In late February, a Barcelona court ruled that the Spanish production company, Tandem Campmany Guash, had misappropriated Waits' style in a "sound-alike" 2000 TV ad for Audi cars, and ordered the firm to pay unspecified compensation to Hans Kusters Music, Waits' Spanish publisher.

The court-which cleared co-defendant Volkswagen-Audi Espa–a, the carmaker-agreed that music in the spot had followed the structure of Waits' 1987 song "Innocent When You Dream."

Waits' attorneys had noted during the trial that the musician had rejected Tandem Campany Guash's request to license the song for use in the commercial.

Waits learned about the TV ad from postings on fan Web sites, and was alarmed to learn that many believed it was Waits performing the song.


The musician's court battles date back to the late '80s.

In May 1990, a federal jury in Los Angeles awarded Waits $2.5 million in a suit he lodged against chip maker Frito-Lay Inc. and the company's ad agency, Dallas-based Tracy-Locke Inc.
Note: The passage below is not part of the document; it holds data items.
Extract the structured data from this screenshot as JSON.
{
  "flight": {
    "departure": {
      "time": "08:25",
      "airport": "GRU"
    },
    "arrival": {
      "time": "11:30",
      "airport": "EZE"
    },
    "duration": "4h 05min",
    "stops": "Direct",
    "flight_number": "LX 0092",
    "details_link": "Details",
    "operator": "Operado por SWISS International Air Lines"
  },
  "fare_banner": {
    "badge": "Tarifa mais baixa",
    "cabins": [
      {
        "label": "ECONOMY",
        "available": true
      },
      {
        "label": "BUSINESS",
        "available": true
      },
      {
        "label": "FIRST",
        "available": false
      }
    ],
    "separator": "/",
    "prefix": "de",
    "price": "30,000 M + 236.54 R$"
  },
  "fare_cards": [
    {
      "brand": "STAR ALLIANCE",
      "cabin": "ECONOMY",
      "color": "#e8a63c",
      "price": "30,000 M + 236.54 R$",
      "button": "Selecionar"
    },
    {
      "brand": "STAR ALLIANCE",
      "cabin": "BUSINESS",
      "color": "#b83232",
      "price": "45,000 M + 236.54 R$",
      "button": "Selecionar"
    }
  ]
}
In that case, it was found that a jingle in a 1988 ad for Salsa Rio Doritos has lifted Waits' song "Step Right Up," and that the agency had hired a local Waits impersonator, Steven Carter, to perform the song, even though it knew a lawsuit was a possibility.

Frito-Lay and Tracy-Locke were ordered to pay $500,000 and $1 million, respectively.
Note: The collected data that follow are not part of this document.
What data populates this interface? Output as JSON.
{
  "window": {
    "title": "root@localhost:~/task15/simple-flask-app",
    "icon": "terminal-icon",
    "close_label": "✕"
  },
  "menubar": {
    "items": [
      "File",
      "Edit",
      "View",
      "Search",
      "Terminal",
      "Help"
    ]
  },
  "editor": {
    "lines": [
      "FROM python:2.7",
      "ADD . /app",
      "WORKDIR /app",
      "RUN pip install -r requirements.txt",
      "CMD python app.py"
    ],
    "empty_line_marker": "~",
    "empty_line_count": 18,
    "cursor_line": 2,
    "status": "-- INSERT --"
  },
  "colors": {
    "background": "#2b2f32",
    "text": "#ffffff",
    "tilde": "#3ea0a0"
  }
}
In September 1994, Los Angeles Superior Court Judge Harvey A. Schneider awarded Waits $20,000 in damages in a suit the singer filed against his former publisher, Third Story Music, over unauthorized use of his songs in foreign commercials.

Waits had maintained that the 1980 clause in his publishing contract prohibiting commercial exploitation of his songs was violated by the use of the song "Heartattack and Vine" in a Levi's jeans commercial in the U.K. and the composition "Ruby's Arms" for French ads for Williams' Gel shaving cream.

Schneider also ruled that Waits was entitled to recover any monies received by Third Story for the use of the songs in the spots.

In December 1996, Third Story lost another round to Waits, when L.A. Superior Court Judge John P. Shook prohibited the firm from licensing any of Waits' songs from Francis Ford Coppola's 1982 film "One From the Heart" for national or multinational commercial use.

The decision came in a trial that combined a suit filed by third Story against Waits in May 1995 and a counterclaim lodged the following month by Waits against the publisher and Herb Cohen, a principal in Third Story and the singer's former manager.

In late 1993, Third Story had licensed a medley from the movie for use in a Suchard Chocolate commercial in Argentina, for a fee of $100,000.

Waits cited the 1994 decision against Third Story and depicted the company's Argentinian license as another violation of his publishing agreement.

Waits' interest in artists' rights extends beyond his own cases.

In November 1989, he was in an L.A. courtroom offering support to Bette Midler when the singer won a $400,000 award from the Ford Motor Co., which had used a Midler sound-alike in one of its ads.